What this recipe does
Most "AI summary" of clinical notes is impossible at most hospitals because the data can't leave the network. This recipe compiles inside your VPC: the gold corpus is never seen by us, the base weights are pulled from a signed mirror, the artifact is delivered to the EHR host. PHI handling is enforced both at training (regex+NER redactor strips the 18 identifiers from gold pairs) and at run time (output is blocked if a regex match fires on any HIPAA pattern).

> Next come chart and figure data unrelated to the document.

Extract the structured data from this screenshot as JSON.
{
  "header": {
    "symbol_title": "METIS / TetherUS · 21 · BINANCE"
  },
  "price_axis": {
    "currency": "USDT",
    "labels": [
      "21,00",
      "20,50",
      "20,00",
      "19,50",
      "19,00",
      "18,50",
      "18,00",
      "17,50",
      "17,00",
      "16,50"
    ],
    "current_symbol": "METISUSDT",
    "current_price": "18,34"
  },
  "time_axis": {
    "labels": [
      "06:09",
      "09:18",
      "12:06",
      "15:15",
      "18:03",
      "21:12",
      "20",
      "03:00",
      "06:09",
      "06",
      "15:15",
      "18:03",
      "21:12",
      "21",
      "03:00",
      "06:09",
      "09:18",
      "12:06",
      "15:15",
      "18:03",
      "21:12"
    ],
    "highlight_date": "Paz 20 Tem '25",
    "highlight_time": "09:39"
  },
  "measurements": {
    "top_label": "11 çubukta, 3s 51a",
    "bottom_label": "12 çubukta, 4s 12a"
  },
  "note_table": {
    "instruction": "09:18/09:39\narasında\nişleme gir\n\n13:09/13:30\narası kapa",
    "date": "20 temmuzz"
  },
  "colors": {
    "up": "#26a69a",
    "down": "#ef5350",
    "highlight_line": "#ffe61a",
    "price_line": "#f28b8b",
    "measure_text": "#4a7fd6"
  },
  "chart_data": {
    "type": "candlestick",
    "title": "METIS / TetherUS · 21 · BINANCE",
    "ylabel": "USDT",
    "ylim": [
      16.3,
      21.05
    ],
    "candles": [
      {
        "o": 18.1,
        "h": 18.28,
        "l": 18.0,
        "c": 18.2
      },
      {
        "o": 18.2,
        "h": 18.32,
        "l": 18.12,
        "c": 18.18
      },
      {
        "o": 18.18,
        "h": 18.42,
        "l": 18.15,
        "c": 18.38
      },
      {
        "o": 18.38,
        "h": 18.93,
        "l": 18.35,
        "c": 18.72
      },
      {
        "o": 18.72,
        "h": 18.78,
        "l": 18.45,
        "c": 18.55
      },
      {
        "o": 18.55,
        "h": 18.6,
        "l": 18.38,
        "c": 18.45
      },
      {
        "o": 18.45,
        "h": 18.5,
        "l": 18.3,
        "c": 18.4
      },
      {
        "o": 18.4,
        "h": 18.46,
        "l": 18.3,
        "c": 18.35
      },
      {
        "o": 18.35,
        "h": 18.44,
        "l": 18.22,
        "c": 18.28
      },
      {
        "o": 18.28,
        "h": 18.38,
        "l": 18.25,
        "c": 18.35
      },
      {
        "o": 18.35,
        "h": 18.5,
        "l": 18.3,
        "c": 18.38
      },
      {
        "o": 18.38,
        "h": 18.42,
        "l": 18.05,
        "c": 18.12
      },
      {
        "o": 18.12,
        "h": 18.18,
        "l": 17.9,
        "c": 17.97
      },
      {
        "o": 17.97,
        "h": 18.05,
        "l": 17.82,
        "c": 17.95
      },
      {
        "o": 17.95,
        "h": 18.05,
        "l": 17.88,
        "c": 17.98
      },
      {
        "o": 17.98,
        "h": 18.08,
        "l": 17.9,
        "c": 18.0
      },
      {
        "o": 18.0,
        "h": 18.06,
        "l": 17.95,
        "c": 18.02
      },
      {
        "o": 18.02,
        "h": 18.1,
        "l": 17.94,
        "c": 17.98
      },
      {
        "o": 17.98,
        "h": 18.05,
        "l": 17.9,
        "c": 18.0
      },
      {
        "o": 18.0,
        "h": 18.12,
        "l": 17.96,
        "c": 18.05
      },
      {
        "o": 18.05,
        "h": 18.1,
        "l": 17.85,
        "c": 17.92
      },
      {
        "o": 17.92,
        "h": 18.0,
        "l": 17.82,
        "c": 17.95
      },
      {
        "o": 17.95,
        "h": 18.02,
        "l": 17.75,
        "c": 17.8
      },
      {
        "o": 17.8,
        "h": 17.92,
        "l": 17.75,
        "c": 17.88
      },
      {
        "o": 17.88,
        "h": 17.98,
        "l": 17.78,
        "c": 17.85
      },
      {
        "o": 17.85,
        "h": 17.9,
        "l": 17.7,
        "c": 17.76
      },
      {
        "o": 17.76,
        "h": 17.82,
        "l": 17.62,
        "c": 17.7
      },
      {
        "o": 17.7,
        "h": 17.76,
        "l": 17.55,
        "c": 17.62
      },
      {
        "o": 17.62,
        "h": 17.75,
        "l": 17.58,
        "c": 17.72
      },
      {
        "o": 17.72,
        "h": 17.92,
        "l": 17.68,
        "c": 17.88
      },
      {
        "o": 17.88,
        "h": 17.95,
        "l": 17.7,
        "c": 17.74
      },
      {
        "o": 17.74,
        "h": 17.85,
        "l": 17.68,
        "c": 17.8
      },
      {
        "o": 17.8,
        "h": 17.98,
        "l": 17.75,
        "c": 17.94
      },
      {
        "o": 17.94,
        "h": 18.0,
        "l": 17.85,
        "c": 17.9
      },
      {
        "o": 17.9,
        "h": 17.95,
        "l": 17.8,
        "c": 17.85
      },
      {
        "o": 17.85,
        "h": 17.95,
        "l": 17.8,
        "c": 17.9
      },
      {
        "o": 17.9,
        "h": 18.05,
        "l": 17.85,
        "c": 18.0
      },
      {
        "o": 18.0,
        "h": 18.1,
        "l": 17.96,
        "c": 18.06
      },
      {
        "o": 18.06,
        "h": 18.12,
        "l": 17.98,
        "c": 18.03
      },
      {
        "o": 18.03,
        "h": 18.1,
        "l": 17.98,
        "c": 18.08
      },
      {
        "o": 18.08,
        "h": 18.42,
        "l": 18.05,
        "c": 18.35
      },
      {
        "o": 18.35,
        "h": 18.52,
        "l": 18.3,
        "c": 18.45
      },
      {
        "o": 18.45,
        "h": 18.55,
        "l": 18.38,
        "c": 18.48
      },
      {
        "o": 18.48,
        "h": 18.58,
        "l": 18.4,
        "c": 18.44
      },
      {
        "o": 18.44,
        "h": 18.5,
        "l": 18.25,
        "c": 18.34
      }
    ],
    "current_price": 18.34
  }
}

The "grounded" verifier rejects any clinical claim that doesn't trace to text in the input. The model can summarize, condense, and structure — it cannot invent.
The spec
{
"output_kind": "json",
"schema": {
"required": ["chief_complaint", "history", "assessment", "plan"],
"properties": {
"chief_complaint": { "type": "string", "maxLength": 200 },
"history": { "type": "string", "maxLength": 800 },
"assessment": { "type": "string", "maxLength": 600 },
"plan": { "type": "array", "items": {"type":"string"}, "maxItems": 8 }
}
},
"verifier": {
"redact_before_train": true,
"redact_pattern_file": "hipaa-18.regex",
"output_must_not_contain_phi": true,
"clinical_claim_must_be_grounded": true
}
}
Compile (inside the customer VPC)
kolm compile "clinical-note summarizer with PHI redaction and grounded claims" \ --base qwen2.5-7b-instruct \ --pairs ./gold-notes/*.jsonl \ --redactor ./hipaa-18.regex \ --verifier no-phi-in-output,clinical-claim-grounded \ --offline-base-mirror ./base-models/ \ --k-floor 0.88 \ --output hipaa-summarizer.kolm ok wrote hipaa-summarizer.kolm k_score=0.91 signature=hmac-sha256 no PHI detected in 180/180 held-out summaries
K-score gate
Clinician rating: a sample of 60 held-out notes were re-read by an attending and the summary was scored "faithful" / "minor edits" / "wrong." 89% faithful, 11% minor edits, 0% wrong (none claimed a finding not in the note).
Run-time profile
Deploy
# EHR background job — summarize new notes for the chart-prep pane: on_note_signed = (note) => { const sum = kolm.run('hipaa-summarizer.kolm', note.text); ehr.attach(note.id, 'ai-summary', sum); audit.log({ artifact: 'hipaa-summarizer.kolm', note_id: note.id, k_score: sum.receipt.k_score }); };
Audit log includes the artifact's signed receipt — every summary is traceable to the exact compiled model that produced it.